Tate Britain:
Collection Displays
POSITION
Project Manager
LOCATION
London
DATES
2022-23
The rehang of the Tate Britain Collection Displays is a once-in-a-decade project. In May 2023, Tate Britain opened its new displays of the world’s greatest collection of British art, comprising 800 works by over 350 artists across 38 galleries, dating 1500 to today.
Displays include 100 works by JMW Turner, rooms devoted to William Blake, John Constable and Henry Moore, changing solo displays of ground-breaking artists like Annie Swynnerton, Aubrey Williams and Zineb Sedira, as well as stand-out works by contemporary artists including Hamad Butt, Damien Hirst, Mona Hatoum, Veronica Ryan and Paul Maheke.
The curatorial intent of the new collection displays is to explore British art in its social context, revealing how artists responded to the cultural, political, economic and technological changes they lived through. The displays also relate British history to the rest of the world, and through commissioned interventions by contemporary artists, the displays reveal the parts of British history, the Empire and colonialism, that are not so visible in the collection.
Diversity - in terms of the stories told, and the artists represented - is key to the new displays. The galleries feature 200 newly acquired works, and women artists are better represented than ever before. Half the contemporary artists on display are women, from Bridget Riley and Tracey Emin to Kudzanai-Violet Hwami and Lydia Ourahmane, and the displays showcase great women artists from the 17th, 18th and 19th centuries, including many who have never been shown at Tate before.

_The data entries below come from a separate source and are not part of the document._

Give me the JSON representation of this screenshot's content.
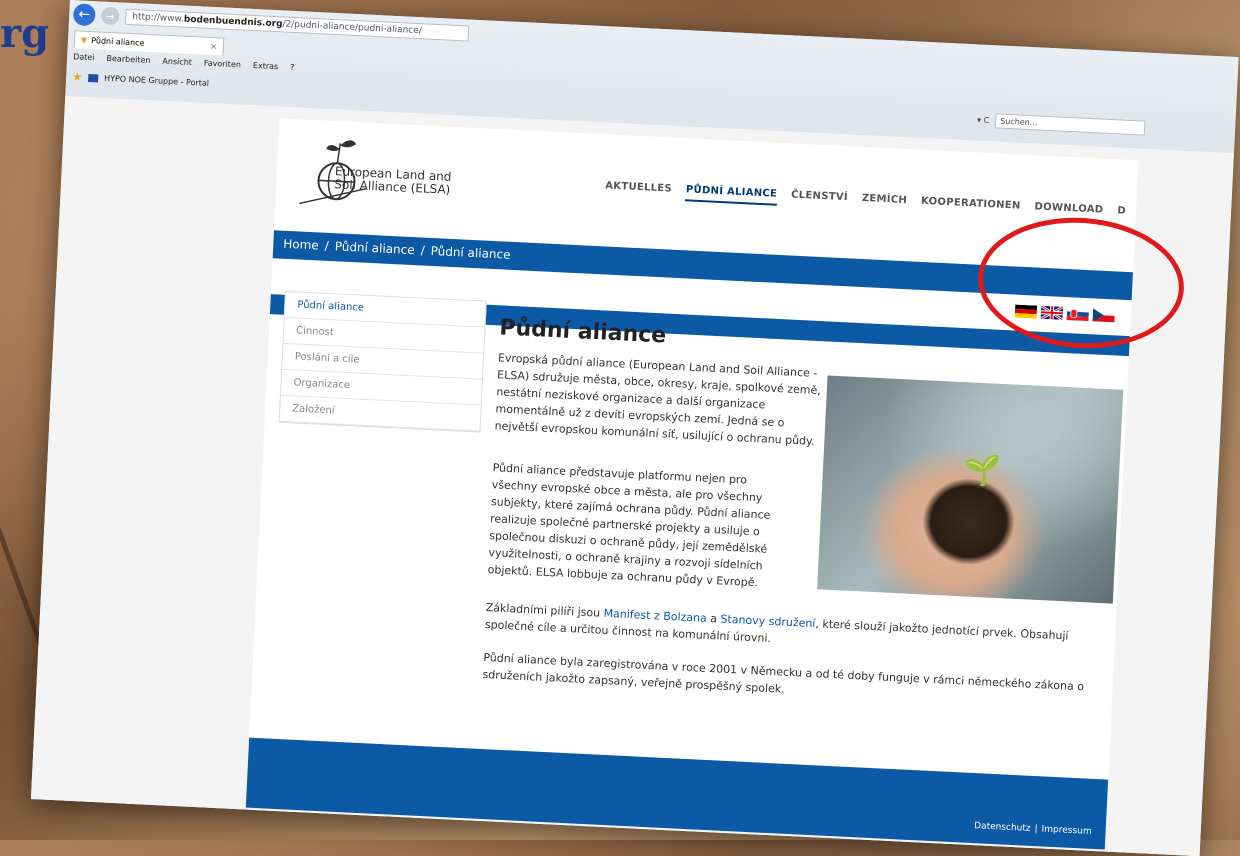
{
  "corner_text": "rg",
  "browser": {
    "url_prefix": "http://www.",
    "url_domain": "bodenbuendnis.org",
    "url_path": "/2/pudni-aliance/pudni-aliance/",
    "tab_title": "Půdní aliance",
    "tab_close": "×",
    "menu": [
      "Datei",
      "Bearbeiten",
      "Ansicht",
      "Favoriten",
      "Extras",
      "?"
    ],
    "favorite": "HYPO NOE Gruppe - Portal",
    "refresh": "▾ C",
    "search_placeholder": "Suchen..."
  },
  "site": {
    "logo_line1": "European Land and",
    "logo_line2": "Soil Alliance (ELSA)",
    "nav": [
      "AKTUELLES",
      "PŮDNÍ ALIANCE",
      "ČLENSTVÍ",
      "ZEMÍCH",
      "KOOPERATIONEN",
      "DOWNLOAD",
      "D"
    ],
    "breadcrumb": [
      "Home",
      "/",
      "Půdní aliance",
      "/",
      "Půdní aliance"
    ],
    "sidebar": [
      "Půdní aliance",
      "Činnost",
      "Poslání a cíle",
      "Organizace",
      "Založení"
    ],
    "heading": "Půdní aliance",
    "para1": "Evropská půdní aliance (European Land and Soil Alliance - ELSA) sdružuje města, obce, okresy, kraje, spolkové země, nestátní neziskové organizace a další organizace momentálně už z devíti evropských zemí. Jedná se o největší evropskou komunální síť, usilující o ochranu půdy.",
    "para2": "Půdní aliance představuje platformu nejen pro všechny evropské obce a města, ale pro všechny subjekty, které zajímá ochrana půdy. Půdní aliance realizuje společné partnerské projekty a usiluje o společnou diskuzi o ochraně půdy, její zemědělské využitelnosti, o ochraně krajiny a rozvoji sídelních objektů. ELSA lobbuje za ochranu půdy v Evropě.",
    "para3_pre": "Základními pilíři jsou ",
    "para3_link1": "Manifest z Bolzana",
    "para3_mid": " a ",
    "para3_link2": "Stanovy sdružení",
    "para3_post": ", které slouží jakožto jednotící prvek. Obsahují společné cíle a určitou činnost na komunální úrovni.",
    "para4": "Půdní aliance byla zaregistrována v roce 2001 v Německu a od té doby funguje v rámci německého zákona o sdruženích jakožto zapsaný, veřejně prospěšný spolek.",
    "footer_link1": "Datenschutz",
    "footer_sep": "|",
    "footer_link2": "Impressum"
  },
  "colors": {
    "primary_blue": "#0c5aa6",
    "highlight_red": "#e01a1a"
  }
}
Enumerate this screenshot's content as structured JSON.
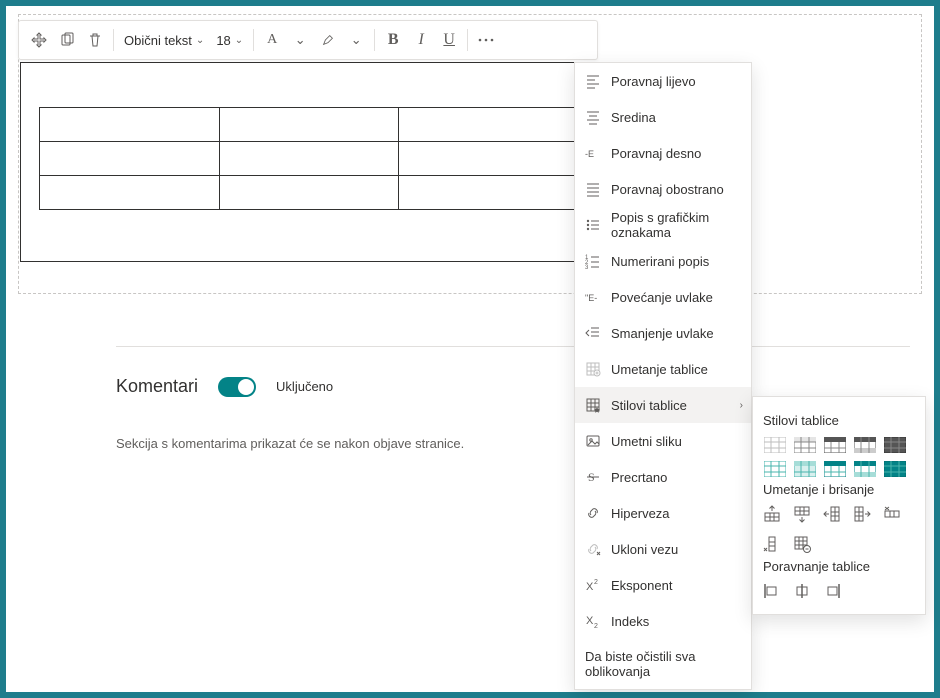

The new displays will continue to be updated to ensure that they remain relevant, with the commissioned contemporary interventions in the galleries changing over the next 10 years. Currently, these interventions engage in histories of enfranchisement and privatisation of common land, the English Civil War and the Transatlantic Slave Trade, the 1920s Harlem Renaissance in London and the rise of British African-Caribbean BBC radio and literature in the 1940s. Works by Turner are coupled with an intervention by Yuri Pattinson, which reflects the local atmosphere, to note the influence of pollution and a changing climate on Turner's skies.